Um die Versorgung von entsprechenden Patientinnen zu verbessern und zu
vereinheitlichen, wurde von der Arbeitsgemeinschaft der Wissenschaftlichen
Medizinischen Fachgesellschaften e. V. (AWMF) nun die erste S2k-Leitlinie
zu diesem Thema im deutschsprachigen Raum veröffentlicht. „Ziel der
vorliegenden Leitlinie ist es, die Behandlungsmöglichkeiten von
Schwangeren mit Nierenerkrankungen in allen relevanten Bereichen der
Schwangerschaftsbetreuung zu standardisieren“, betonen der Vorsitzende der
Deutschen Gesellschaft für Nephrologie e. V. (DGfN), Prof. Hermann-Joseph
Pavenstädt, und der Präsident der Deutschen Gesellschaft für Gynäkologie
und Geburtshilfe e. V. (DGGG), Prof. Anton Scharl, gemeinsam. Der Fokus
liegt auf den Zusammenhängen der einzelnen Schwangerschaftsphasen mit der
Nierenfunktion. Erarbeitet wurde die Handlungsempfehlung unter der
Federführung der DGGG e. V. und der DGfN e. V. unter Beteiligung
zahlreicher weiterer Fachgesellschaften. Die Empfehlungen richten sich an
Frauen mit Nierenerkrankungen sowohl in der Phase des Kinderwunsches als
auch in der Schwangerschaft.

„Diese Leitlinie bündelt erstmalig die relevanten wissenschaftlichen
Erkenntnisse zur Behandlung von Schwangeren mit Nierenerkrankungen und
gibt somit den beteiligten Berufsgruppen eine gute Orientierung für die
medizinische Begleitung von Betroffenen.“
Prof. Dr. Sylvia Stracke (Greifswald)
DGfN-Leitlinienkoordinatorin

Keine Schwangerschaft in den ersten 12 Monaten nach Nierentransplantation

Im Vorfeld einer Schwangerschaft – so betonen die AutorInnen – sollten
Frauen mit chronischer Nierenkrankheit über das erhöhte und ggf.
spezifische Risiko von Schwangerschaftskomplikationen aufgeklärt werden.
Nach einer Nierentransplantation sollten den Frauen für das folgende Jahr
vorerst sichere und effektive Verhütungsmethoden empfohlen werden. Für die
Zeit während der Schwangerschaft werden bestimmte medikamentöse
Behandlungen sowie individuelle Vorsorgeuntersuchungen vorgesehen. Neben
grundlegenden Auswirkungen und Behandlungsempfehlungen der Nierenfunktion
– vor, während und nach der Schwangerschaft – widmen sich die AutorInnen
spezifischen Aspekten von Nierenerkrankungen und deren Effekten auf die
Gravidität. Auch die interdisziplinäre Zusammenarbeit von NephrologInnen
und PerinatalmedizinerInnen wird ausdrücklich hervorgehoben, um eine
optimale Versorgung der Patentinnen zu gewährleisten.
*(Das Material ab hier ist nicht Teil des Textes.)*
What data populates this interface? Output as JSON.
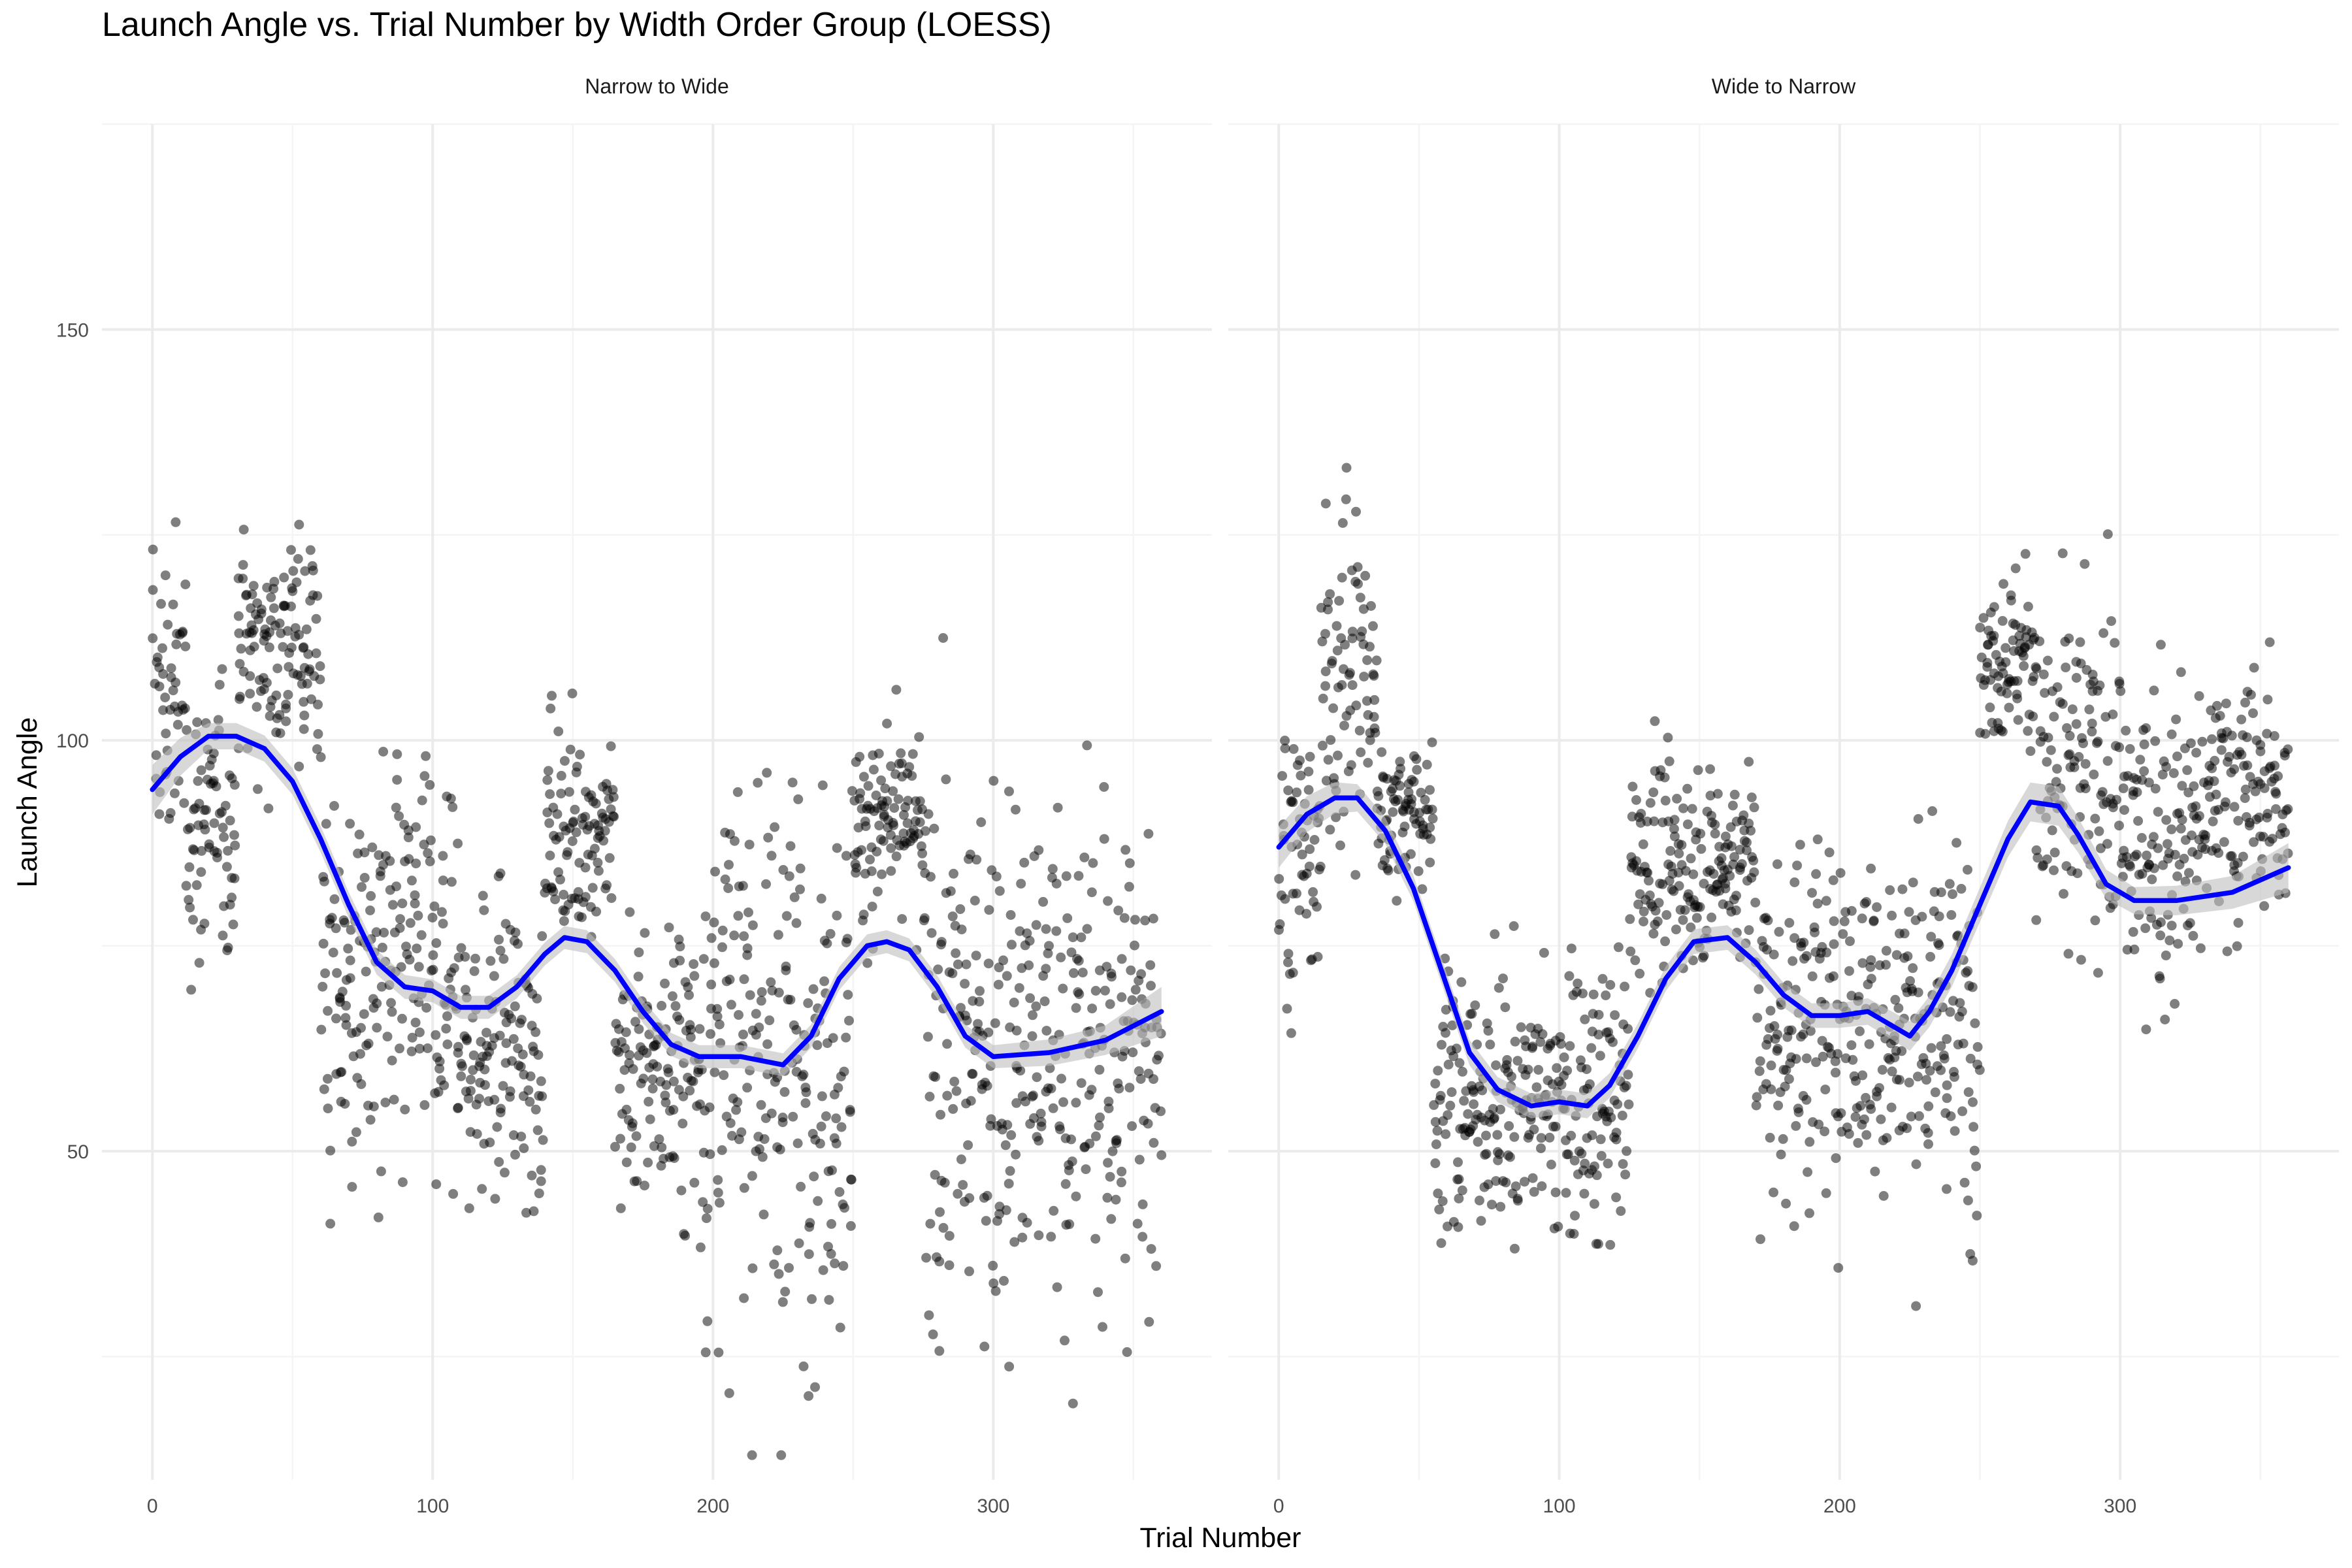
{
  "title": "Launch Angle vs. Trial Number by Width Order Group (LOESS)",
  "chart_data": {
    "type": "scatter",
    "title": "Launch Angle vs. Trial Number by Width Order Group (LOESS)",
    "xlabel": "Trial Number",
    "ylabel": "Launch Angle",
    "xlim": [
      -18,
      378
    ],
    "ylim": [
      10,
      175
    ],
    "x_ticks": [
      0,
      100,
      200,
      300
    ],
    "y_ticks": [
      50,
      100,
      150
    ],
    "grid": true,
    "legend": "none",
    "point_color": "#000000",
    "point_opacity": 0.5,
    "smooth_color": "#0000FF",
    "band_color": "#BEBEBE",
    "panels": [
      {
        "label": "Narrow to Wide",
        "phases": [
          [
            0,
            12,
            105,
            10
          ],
          [
            12,
            30,
            90,
            8
          ],
          [
            30,
            60,
            112,
            7
          ],
          [
            60,
            110,
            70,
            13
          ],
          [
            110,
            140,
            62,
            9
          ],
          [
            140,
            165,
            89,
            6
          ],
          [
            165,
            195,
            60,
            9
          ],
          [
            195,
            250,
            62,
            17
          ],
          [
            250,
            275,
            89,
            6
          ],
          [
            275,
            360,
            62,
            16
          ]
        ],
        "loess": [
          [
            0,
            94
          ],
          [
            10,
            98
          ],
          [
            20,
            100.5
          ],
          [
            30,
            100.5
          ],
          [
            40,
            99
          ],
          [
            50,
            95
          ],
          [
            60,
            88
          ],
          [
            70,
            80
          ],
          [
            80,
            73
          ],
          [
            90,
            70
          ],
          [
            100,
            69.5
          ],
          [
            110,
            67.5
          ],
          [
            120,
            67.5
          ],
          [
            130,
            70
          ],
          [
            140,
            74
          ],
          [
            147,
            76
          ],
          [
            155,
            75.5
          ],
          [
            165,
            72
          ],
          [
            175,
            67
          ],
          [
            185,
            63
          ],
          [
            195,
            61.5
          ],
          [
            210,
            61.5
          ],
          [
            225,
            60.5
          ],
          [
            235,
            64
          ],
          [
            245,
            71
          ],
          [
            255,
            75
          ],
          [
            262,
            75.5
          ],
          [
            270,
            74.5
          ],
          [
            280,
            70
          ],
          [
            290,
            64
          ],
          [
            300,
            61.5
          ],
          [
            320,
            62
          ],
          [
            340,
            63.5
          ],
          [
            360,
            67
          ]
        ],
        "band_half_width": [
          [
            0,
            3
          ],
          [
            20,
            1.6
          ],
          [
            60,
            1.6
          ],
          [
            100,
            1.4
          ],
          [
            200,
            1.4
          ],
          [
            300,
            1.4
          ],
          [
            340,
            1.8
          ],
          [
            360,
            3
          ]
        ]
      },
      {
        "label": "Wide to Narrow",
        "phases": [
          [
            0,
            15,
            86,
            8
          ],
          [
            15,
            35,
            108,
            10
          ],
          [
            35,
            55,
            91,
            4
          ],
          [
            55,
            125,
            56,
            8
          ],
          [
            125,
            170,
            85,
            6
          ],
          [
            170,
            250,
            66,
            11
          ],
          [
            250,
            270,
            110,
            5
          ],
          [
            270,
            300,
            95,
            10
          ],
          [
            300,
            330,
            88,
            9
          ],
          [
            330,
            360,
            93,
            8
          ]
        ],
        "loess": [
          [
            0,
            87
          ],
          [
            10,
            91
          ],
          [
            20,
            93
          ],
          [
            28,
            93
          ],
          [
            38,
            89
          ],
          [
            48,
            82
          ],
          [
            58,
            72
          ],
          [
            68,
            62
          ],
          [
            78,
            57.5
          ],
          [
            90,
            55.5
          ],
          [
            100,
            56
          ],
          [
            110,
            55.5
          ],
          [
            118,
            58
          ],
          [
            128,
            64
          ],
          [
            138,
            71
          ],
          [
            148,
            75.5
          ],
          [
            160,
            76
          ],
          [
            170,
            73
          ],
          [
            180,
            69
          ],
          [
            190,
            66.5
          ],
          [
            200,
            66.5
          ],
          [
            210,
            67
          ],
          [
            220,
            65
          ],
          [
            225,
            64
          ],
          [
            232,
            67
          ],
          [
            240,
            72
          ],
          [
            250,
            80
          ],
          [
            260,
            88
          ],
          [
            268,
            92.5
          ],
          [
            278,
            92
          ],
          [
            285,
            88.5
          ],
          [
            295,
            82.5
          ],
          [
            305,
            80.5
          ],
          [
            320,
            80.5
          ],
          [
            340,
            81.5
          ],
          [
            360,
            84.5
          ]
        ],
        "band_half_width": [
          [
            0,
            2.5
          ],
          [
            30,
            1.6
          ],
          [
            100,
            1.5
          ],
          [
            200,
            1.5
          ],
          [
            260,
            2.2
          ],
          [
            275,
            2.5
          ],
          [
            300,
            1.6
          ],
          [
            340,
            2
          ],
          [
            360,
            3
          ]
        ]
      }
    ]
  }
}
„Es ist den verbesserten diagnostischen und therapeutischen Möglichkeiten
zu verdanken, dass heutzutage auch Frauen mit eingeschränkter
Nierenfunktion schwanger werden können. Umso wichtiger ist es, die
Behandlungsmöglichkeiten abzuwägen und den betreuenden MedizinerInnen,
nach bestmöglichen Standards ausgewertet, an die Hand zu geben.“
Prof. Dr. Ute Schäfer-Graf (Berlin)
DGGG-Leitlinienkoordinatorin

An der Erstellung der insgesamt 119 Seiten umfassenden Handlungsempfehlung
waren dreizehn AutorInnen aus zehn Fachgesellschaften aus Deutschland und
Österreich beteiligt. Die Kosten für dieses Leitlinienprojekt wurden durch
die Deutsche Gesellschaft für Gynäkologie und Geburtshilfe e. V. (DGGG)
getragen.

Leitlinien sind Handlungsempfehlungen. Sie sind rechtlich nicht bindend
und haben daher weder haftungsbegründende noch haftungsbefreiende Wirkung.